III. Typical application scenarios

1. Coal Mine Underground High Voltage CableFor the special environment of humidity and high electromagnetic interference, it adopts low-frequency signal injection and bus networking technology to realize real-time monitoring of insulation resistance of high-voltage cables, which solves the pain point of traditional offline detection requiring power outage, and significantly shortens the alarm response time.
2. Urban high-voltage cable tunnelsDeploying the dual monitoring system of local discharge and sheath circulation, combined with the intelligent diagnostic model, the insulation aging problem can be warned several months in advance, providing reliable support for the active operation and maintenance of the power grid.
3. New Energy StationsAiming at the harmonic impact of wind power and photovoltaic grid-connected cables, the dynamic carrier flow prediction technology is used to enhance the power transmission efficiency under the premise of guaranteeing safety, and at the same time realizes the monitoring of submarine cable burial depth and avoids mechanical damage.

IV. Selection and Maintenance Points

1. Principles of equipment selection
   • Voltage level matching: Select the appropriate monitoring equipment according to the actual voltage level of the cable.
   • Anti-interference design: Priority is given to equipment with hardware filtering and software adaptive algorithms to ensure data stability in complex environments.
   • Expandability: Select equipment that supports multi-protocol and third-party platform access for subsequent system upgrades.
2. Maintenance and Calibration
   • Regular calibration: The sensor is calibrated regularly according to industry norms to ensure monitoring accuracy.
   • Data Trend Analysis: By comparing historical data, predict the insulation aging trend and formulate preventive maintenance plans.
   • Fault localization: Combining multiple localization technologies to realize precise localization of fault points and shorten repair time.
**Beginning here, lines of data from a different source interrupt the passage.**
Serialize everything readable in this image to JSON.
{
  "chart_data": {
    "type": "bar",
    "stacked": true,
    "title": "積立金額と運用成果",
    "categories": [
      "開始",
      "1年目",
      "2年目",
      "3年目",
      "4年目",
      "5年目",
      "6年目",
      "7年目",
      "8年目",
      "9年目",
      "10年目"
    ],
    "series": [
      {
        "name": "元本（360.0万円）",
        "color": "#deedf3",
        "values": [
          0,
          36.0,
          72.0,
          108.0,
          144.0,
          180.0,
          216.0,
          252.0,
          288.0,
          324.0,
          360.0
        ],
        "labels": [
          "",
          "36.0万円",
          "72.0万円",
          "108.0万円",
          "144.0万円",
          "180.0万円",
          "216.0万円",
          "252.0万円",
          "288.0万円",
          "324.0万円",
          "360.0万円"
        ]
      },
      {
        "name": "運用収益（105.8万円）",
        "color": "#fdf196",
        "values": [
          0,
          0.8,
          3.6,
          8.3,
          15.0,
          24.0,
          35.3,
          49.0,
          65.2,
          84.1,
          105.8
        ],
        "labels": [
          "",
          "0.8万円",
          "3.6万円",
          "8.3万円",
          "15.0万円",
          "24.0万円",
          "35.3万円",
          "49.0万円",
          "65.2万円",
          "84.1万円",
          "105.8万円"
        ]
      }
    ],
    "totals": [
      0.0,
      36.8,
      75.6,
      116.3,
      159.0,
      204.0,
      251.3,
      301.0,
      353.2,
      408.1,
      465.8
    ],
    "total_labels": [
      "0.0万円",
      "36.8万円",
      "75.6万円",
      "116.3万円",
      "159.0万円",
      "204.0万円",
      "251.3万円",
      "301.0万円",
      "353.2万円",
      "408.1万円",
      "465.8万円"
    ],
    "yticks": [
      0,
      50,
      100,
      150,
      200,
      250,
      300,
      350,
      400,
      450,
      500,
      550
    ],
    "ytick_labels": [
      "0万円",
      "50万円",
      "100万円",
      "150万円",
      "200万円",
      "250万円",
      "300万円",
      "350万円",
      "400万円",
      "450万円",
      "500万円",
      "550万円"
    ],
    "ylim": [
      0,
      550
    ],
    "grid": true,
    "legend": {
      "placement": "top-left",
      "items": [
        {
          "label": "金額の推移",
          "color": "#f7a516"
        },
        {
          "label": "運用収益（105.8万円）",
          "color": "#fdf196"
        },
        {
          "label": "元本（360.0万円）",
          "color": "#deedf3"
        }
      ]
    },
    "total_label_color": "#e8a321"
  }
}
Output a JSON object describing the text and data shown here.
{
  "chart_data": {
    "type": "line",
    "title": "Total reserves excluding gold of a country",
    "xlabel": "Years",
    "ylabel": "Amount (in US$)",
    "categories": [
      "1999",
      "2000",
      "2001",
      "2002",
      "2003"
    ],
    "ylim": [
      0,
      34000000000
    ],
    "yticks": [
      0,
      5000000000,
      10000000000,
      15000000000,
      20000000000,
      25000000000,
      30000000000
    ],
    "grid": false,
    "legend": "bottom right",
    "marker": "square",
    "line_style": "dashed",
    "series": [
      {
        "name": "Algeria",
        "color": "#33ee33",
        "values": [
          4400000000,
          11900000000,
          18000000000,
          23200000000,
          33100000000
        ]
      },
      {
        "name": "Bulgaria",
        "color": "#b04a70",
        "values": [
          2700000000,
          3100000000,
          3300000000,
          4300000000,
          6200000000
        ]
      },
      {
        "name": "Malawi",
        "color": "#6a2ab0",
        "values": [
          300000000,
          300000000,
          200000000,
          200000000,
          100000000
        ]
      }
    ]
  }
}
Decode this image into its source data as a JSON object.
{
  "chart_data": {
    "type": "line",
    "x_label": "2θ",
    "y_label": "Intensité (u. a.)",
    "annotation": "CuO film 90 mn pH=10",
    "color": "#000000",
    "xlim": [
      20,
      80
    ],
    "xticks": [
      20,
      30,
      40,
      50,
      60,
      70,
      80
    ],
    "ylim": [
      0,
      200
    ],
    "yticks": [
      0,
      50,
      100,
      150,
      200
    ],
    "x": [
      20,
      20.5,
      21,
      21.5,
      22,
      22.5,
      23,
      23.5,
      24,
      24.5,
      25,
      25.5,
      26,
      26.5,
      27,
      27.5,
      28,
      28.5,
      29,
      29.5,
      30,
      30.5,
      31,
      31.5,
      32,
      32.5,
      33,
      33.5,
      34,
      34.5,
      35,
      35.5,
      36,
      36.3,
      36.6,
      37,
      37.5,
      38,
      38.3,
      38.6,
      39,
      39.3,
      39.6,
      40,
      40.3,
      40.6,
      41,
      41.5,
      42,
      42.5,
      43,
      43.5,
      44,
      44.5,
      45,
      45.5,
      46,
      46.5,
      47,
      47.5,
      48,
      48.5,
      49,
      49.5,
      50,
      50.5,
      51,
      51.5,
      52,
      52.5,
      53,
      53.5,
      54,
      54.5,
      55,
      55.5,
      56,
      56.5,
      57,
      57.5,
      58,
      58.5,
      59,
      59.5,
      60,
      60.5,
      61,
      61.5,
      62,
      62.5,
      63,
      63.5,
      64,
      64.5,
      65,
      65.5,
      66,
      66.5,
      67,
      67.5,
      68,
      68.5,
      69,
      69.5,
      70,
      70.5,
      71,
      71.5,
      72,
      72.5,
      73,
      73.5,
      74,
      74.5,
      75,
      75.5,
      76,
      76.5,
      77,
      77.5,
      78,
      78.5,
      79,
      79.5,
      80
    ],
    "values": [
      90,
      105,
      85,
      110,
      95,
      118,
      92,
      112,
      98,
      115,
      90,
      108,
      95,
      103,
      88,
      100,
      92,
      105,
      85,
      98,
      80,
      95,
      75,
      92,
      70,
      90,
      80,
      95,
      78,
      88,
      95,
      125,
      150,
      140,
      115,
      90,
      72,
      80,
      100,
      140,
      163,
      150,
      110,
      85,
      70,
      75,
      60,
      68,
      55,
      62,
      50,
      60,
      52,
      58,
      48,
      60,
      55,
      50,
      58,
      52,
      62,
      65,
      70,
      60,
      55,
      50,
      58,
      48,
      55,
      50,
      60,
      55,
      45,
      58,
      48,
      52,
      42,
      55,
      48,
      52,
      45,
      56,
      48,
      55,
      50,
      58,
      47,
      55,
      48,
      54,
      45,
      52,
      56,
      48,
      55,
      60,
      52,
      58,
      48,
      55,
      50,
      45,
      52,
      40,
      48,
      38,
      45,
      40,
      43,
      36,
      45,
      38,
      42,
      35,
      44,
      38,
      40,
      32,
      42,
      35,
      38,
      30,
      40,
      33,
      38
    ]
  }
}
V. Industry standards and development trends

1. Main criteriaFollowing the relevant international and domestic norms, the core test items include insulation resistance, partial discharge, dielectric loss factor, etc. to ensure that the monitoring results meet the industry requirements.
2. Direction of technological innovation
   • Multi-parameter fusion monitoring: integrating multi-dimensional data such as temperature, local discharge, vibration, etc. to build a digital twin model of cable health.
   • Edge Intelligence: Embedding intelligent algorithms in terminal devices to realize fast local decision-making on faults and reduce the pressure of cloud computing.
   • Self-powered technology: Utilizes the cable's own energy or environmental energy to power the sensor, reducing O&M costs and manual intervention.